The Mucker - Page 13/291

The entire crew was made up of ruffians and unhung murderers, but Skipper Simms had had little experience with seamen of any other ilk, so he handled them roughshod, using his horny fist, and the short, heavy stick that he habitually carried, in lieu of argument; but with the exception of Billy the men all had served before the mast in the past, so that ship's discipline was to some extent ingrained in them all.

Enjoying his work, the life was not an unpleasant one for the mucker. The men of the forecastle were of the kind he had always known--there was no honor among them, no virtue, no kindliness, no decency. With them Billy was at home--he scarcely missed the old gang. He made his friends among them, and his enemies. He picked quarrels, as had been his way since childhood. His science and his great strength, together with his endless stock of underhand tricks brought him out of each encounter with fresh laurels. Presently he found it difficult to pick a fight--his messmates had had enough of him. They left him severely alone.

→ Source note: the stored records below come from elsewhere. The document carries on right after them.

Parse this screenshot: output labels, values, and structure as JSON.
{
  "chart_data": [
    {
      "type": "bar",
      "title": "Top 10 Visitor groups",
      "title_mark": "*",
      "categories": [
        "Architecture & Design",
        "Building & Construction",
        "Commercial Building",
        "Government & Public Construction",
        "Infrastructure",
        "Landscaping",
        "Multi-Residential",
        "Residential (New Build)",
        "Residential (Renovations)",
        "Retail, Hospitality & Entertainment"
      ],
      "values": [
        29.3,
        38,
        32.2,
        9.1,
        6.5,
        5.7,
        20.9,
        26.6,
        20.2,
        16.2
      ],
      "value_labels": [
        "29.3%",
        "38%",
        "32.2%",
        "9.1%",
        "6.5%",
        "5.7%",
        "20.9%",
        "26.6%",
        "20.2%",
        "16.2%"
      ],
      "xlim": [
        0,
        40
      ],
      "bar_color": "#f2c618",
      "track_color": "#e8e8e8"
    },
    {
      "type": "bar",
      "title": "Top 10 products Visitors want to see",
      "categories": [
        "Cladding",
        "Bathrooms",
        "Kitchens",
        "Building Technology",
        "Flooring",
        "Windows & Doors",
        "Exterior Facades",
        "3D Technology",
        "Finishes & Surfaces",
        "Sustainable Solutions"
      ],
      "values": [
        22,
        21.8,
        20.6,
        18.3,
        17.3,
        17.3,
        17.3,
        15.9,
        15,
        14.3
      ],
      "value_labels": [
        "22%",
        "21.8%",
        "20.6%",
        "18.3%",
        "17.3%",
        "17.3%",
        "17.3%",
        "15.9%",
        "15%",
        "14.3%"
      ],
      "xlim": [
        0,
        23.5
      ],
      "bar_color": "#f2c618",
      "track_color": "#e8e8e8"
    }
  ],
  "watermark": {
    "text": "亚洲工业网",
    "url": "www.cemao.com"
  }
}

These ofttimes bloody battles engendered no deep-seated hatred in the hearts of the defeated. They were part of the day's work and play of the half-brutes that Skipper Simms had gathered together. There was only one man aboard whom Billy really hated. That was the passenger, and Billy hated him, not because of anything that the man had said or done to Billy, for he had never even so much as spoken to the mucker, but because of the fine clothes and superior air which marked him plainly to Billy as one of that loathed element of society--a gentleman.

Billy hated everything that was respectable. He had hated the smug, self-satisfied merchants of Grand Avenue. He had writhed in torture at the sight of every shiny, purring automobile that had ever passed him with its load of well-groomed men and women. A clean, stiff collar was to Billy as a red rag to a bull. Cleanliness, success, opulence, decency, spelled but one thing to Billy--physical weakness; and he hated physical weakness. His idea of indicating strength and manliness lay in displaying as much of brutality and uncouthness as possible. To assist a woman over a mud hole would have seemed to Billy an acknowledgement of pusillanimity--to stick out his foot and trip her so that she sprawled full length in it, the hall mark of bluff manliness. And so he hated, with all the strength of a strong nature, the immaculate, courteous, well-bred man who paced the deck each day smoking a fragrant cigar after his meals.